Jerry Brown’s Top Climate Accomplishments

Amazing successes, coupled with unfinished business

Today California inaugurates a new governor, Gavin Newsom, and says goodbye to four-term governor Jerry Brown. Governor Brown made climate change a central issue in his last two terms. Rick already offered an excellent assessment of the governor’s overall environmental accomplishments, so here are (to my mind) his top achievements on the specific issue of climate change:

  • Setting and signing clean energy goals: Some may take it for granted now, but when Governor Brown came into office in 2011, solar panel prices were almost 80% higher than they are today. By setting goals like 50% renewable energy by 2030 and now 100% carbon-free electricity by 2045, and then signing legislation to codify them, Governor Brown helped boost a global market for clean power that has dramatically reduced prices and helped California achieve its 2020 climate goals four years early. The progress also enabled countries and states around the world to take advantage of lower-cost renewable energy.
  • Bolstering a low-level carbon tax through cap-and-trade: Governor Schwarzenegger originally launched the state’s cap-and-trade program before Gov. Brown took office, but Brown seized the mantle and put his political capital behind extending it through 2030 with a two-thirds legislative vote. While the program has its flaws, its minimum price floor guarantees something that approximates a low-level carbon tax, which produces billions of dollars for climate investments, from weatherization to high speed rail. It also strengthened the state’s image as a global climate leader in time for the 2015 Paris accord.
  • Forging global climate cooperation: Gov. Brown’s senior advisor Ken Alex hatched the idea in early 2015 of a global pact of subnationals (cities and states) that wanted to take more ambitious action on climate change than their national governments. The “Under 2” (degrees warming by 2100) movement took off, with California and the German state of Baden-Württemberg in the lead as founding members. Today it boasts a coalition of 220 governments that represent over 1.3 billion people and 43% of the global economy. It successfully pushed international climate negotiators to take stronger action on climate in 2015 and continues to be an important political and problem-solving force for climate on the world stage.
  • Boosting zero-emission transportation: Much like renewable energy, zero-emission vehicles like battery electrics were expensive when Governor Brown took office. But thanks in part to his leadership to boost incentives and mandates for these vehicles and the batteries that supply them, as well as the charging infrastructure to fuel them, battery prices have plummeted almost 80% since he took office. This technological advancement has enabled longer-range, more affordable electric passenger vehicles like the Chevy Bolt EV and Tesla Model 3, as well as electrification of other modes of transport, from scooters to trucks.

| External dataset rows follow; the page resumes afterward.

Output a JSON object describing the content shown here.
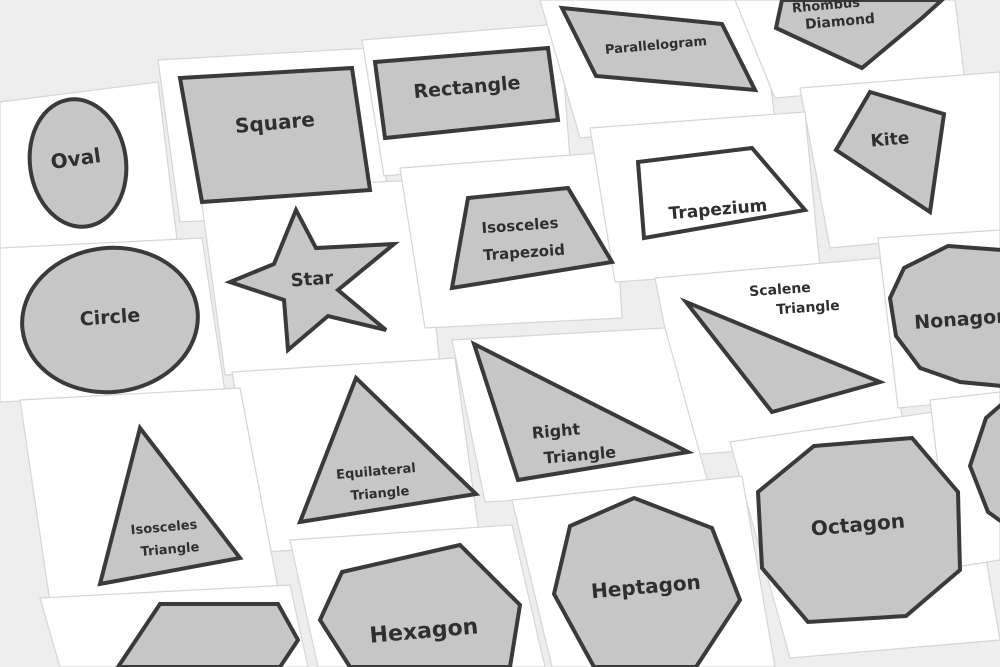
{
  "labels": {
    "oval": "Oval",
    "square": "Square",
    "rectangle": "Rectangle",
    "parallelogram": "Parallelogram",
    "rhombus_line1": "Rhombus",
    "rhombus_line2": "Diamond",
    "kite": "Kite",
    "star": "Star",
    "isosceles_trapezoid_line1": "Isosceles",
    "isosceles_trapezoid_line2": "Trapezoid",
    "trapezium": "Trapezium",
    "circle": "Circle",
    "scalene_triangle_line1": "Scalene",
    "scalene_triangle_line2": "Triangle",
    "nonagon": "Nonagon",
    "equilateral_triangle_line1": "Equilateral",
    "equilateral_triangle_line2": "Triangle",
    "right_triangle_line1": "Right",
    "right_triangle_line2": "Triangle",
    "isosceles_triangle_line1": "Isosceles",
    "isosceles_triangle_line2": "Triangle",
    "octagon": "Octagon",
    "heptagon": "Heptagon",
    "hexagon": "Hexagon"
  },
  "colors": {
    "background": "#eeeeee",
    "card": "#ffffff",
    "shape_fill": "#c6c6c6",
    "outline": "#3a3a3a",
    "text": "#2f2f2f"
  }
}
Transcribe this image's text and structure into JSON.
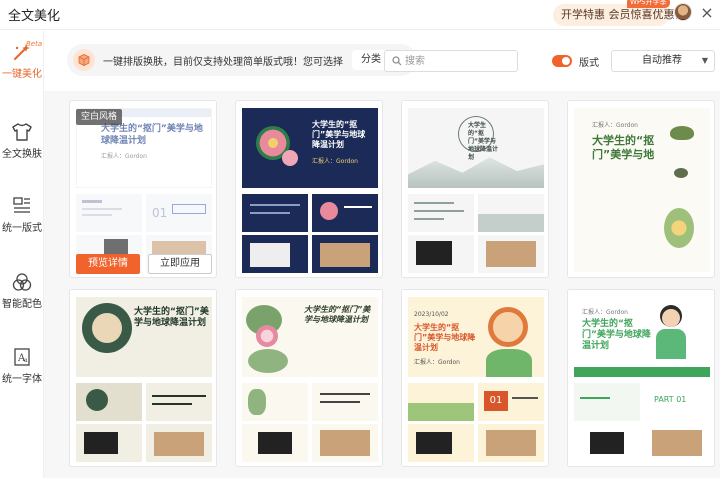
{
  "window": {
    "title": "全文美化",
    "promo_text": "开学特惠 会员惊喜优惠价",
    "promo_badge": "WPS开学季",
    "close_symbol": "×"
  },
  "sidebar": {
    "items": [
      {
        "label": "一键美化",
        "icon": "magic-wand-icon",
        "badge": "Beta",
        "active": true
      },
      {
        "label": "全文换肤",
        "icon": "tshirt-icon"
      },
      {
        "label": "统一版式",
        "icon": "layout-icon"
      },
      {
        "label": "智能配色",
        "icon": "color-circles-icon"
      },
      {
        "label": "统一字体",
        "icon": "font-icon"
      }
    ]
  },
  "toolbar": {
    "notice": "一键排版换肤，目前仅支持处理简单版式哦！您可选择",
    "classify_label": "分类",
    "search_placeholder": "搜索",
    "layout_toggle_label": "版式",
    "layout_toggle_on": true,
    "sort_value": "自动推荐"
  },
  "templates": [
    {
      "title": "大学生的“抠门”美学与地球降温计划",
      "presenter": "汇报人：Gordon",
      "style_tag": "空白风格",
      "preview_label": "预览详情",
      "apply_label": "立即应用",
      "hovered": true
    },
    {
      "title": "大学生的“抠门”美学与地球降温计划",
      "presenter": "汇报人：Gordon"
    },
    {
      "title": "大学生的“抠门”美学与地球降温计划",
      "presenter": ""
    },
    {
      "title": "大学生的“抠门”美学与地",
      "presenter": "汇报人：Gordon"
    },
    {
      "title": "大学生的“抠门”美学与地球降温计划",
      "presenter": ""
    },
    {
      "title": "大学生的“抠门”美学与地球降温计划",
      "presenter": ""
    },
    {
      "title": "大学生的“抠门”美学与地球降温计划",
      "presenter": "汇报人：Gordon",
      "date": "2023/10/02",
      "chapter": "01"
    },
    {
      "title": "大学生的“抠门”美学与地球降温计划",
      "presenter": "汇报人：Gordon",
      "chapter": "PART 01"
    }
  ],
  "colors": {
    "accent": "#f0632c",
    "card_navy": "#1b2a56",
    "card_green": "#3fa55b"
  }
}
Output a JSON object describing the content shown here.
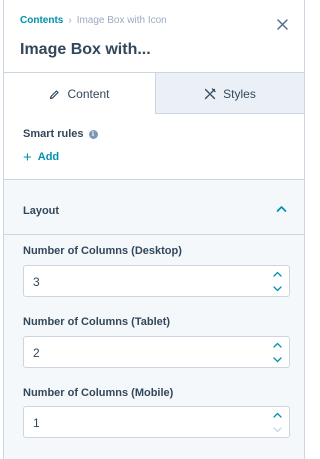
{
  "header": {
    "breadcrumb_root": "Contents",
    "breadcrumb_separator": "›",
    "breadcrumb_current": "Image Box with Icon",
    "title": "Image Box with...",
    "close_icon": "close-icon"
  },
  "tabs": [
    {
      "label": "Content",
      "icon": "pencil-icon",
      "active": true
    },
    {
      "label": "Styles",
      "icon": "styles-icon",
      "active": false
    }
  ],
  "smart_rules": {
    "label": "Smart rules",
    "info_icon": "info-icon",
    "add_label": "Add"
  },
  "layout": {
    "title": "Layout",
    "expanded": true,
    "fields": [
      {
        "label": "Number of Columns (Desktop)",
        "value": "3"
      },
      {
        "label": "Number of Columns (Tablet)",
        "value": "2"
      },
      {
        "label": "Number of Columns (Mobile)",
        "value": "1"
      }
    ]
  },
  "colors": {
    "accent": "#0091ae",
    "text": "#33475b",
    "border": "#cbd6e2",
    "panel_bg": "#f5f8fa",
    "tab_bg": "#eaf0f6"
  }
}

California is now home to roughly 50% of the plug-in electric vehicles nationwide, with home-state Tesla selling the majority of those vehicles in 2018. Progress on this technology is crucial, as climate policy will fail if we don’t reduce emissions from the transportation sector more generally.
  • Setting long-term carbon neutrality goals: Governor Brown’s 2018 executive order calls for California to achieve carbon neutrality by 2045. It’s a bold goal that the legislature may soon codify, and it’s needed according to climate science. What it means is that the state will seek to offset whatever emissions it can’t reduce by 2045, possibly through technologies or practices that drawdown carbon from the atmosphere and sequester it in (or on) the ground. That type of technology will be an important next phase for climate action, as we seek to repair the damage done from historic emissions.
  • Improving climate communication: Governor Brown never shied away from discussing climate change in public and made it a point to tell audiences about the dire threat and changes required to address it. At a time when national political media too often stays away from climate coverage, Brown forced the issue to educate the public about the need for action. The most recent highlight was the September 2018 Global Climate Action Summit in San Francisco, which attracted major celebrities, activists, world leaders and media coverage for the issue.

Yet with all of these successes, Governor Brown leaves with one giant piece of unfinished business on climate change: achieving climate-friendly land use. In short, the governor was unable to ensure that most new housing and other real estate development in the state happen in the most climate-friendly locations (near transit and in existing urbanized areas) and types (i.e. multifamily, compact development). As a result, driving miles in the state are way up, as are emissions from transportation.

To be sure, the governor signed some helpful (though small-bore) legislation to address the challenge, and he achieved some reforms to the environmental review process that can hold up meritorious projects. But it was ultimately not enough. It will therefore be up to the next governor and legislature to chip away at the local control that has has stymied this climate imperative. Increased sprawl and driving miles will otherwise undermine our emission reductions in other sectors.

On balance though, it’s hard to imagine California (or the world) having a more effective, focused and sincere advocate for action on climate change. For that reason, Governor Brown will be missed, though I look forward to seeing what he will accomplish out of office as a private citizen. He has left some big shoes for Gavin Newsom to fill — and a path forward on climate change for the rest of us to follow.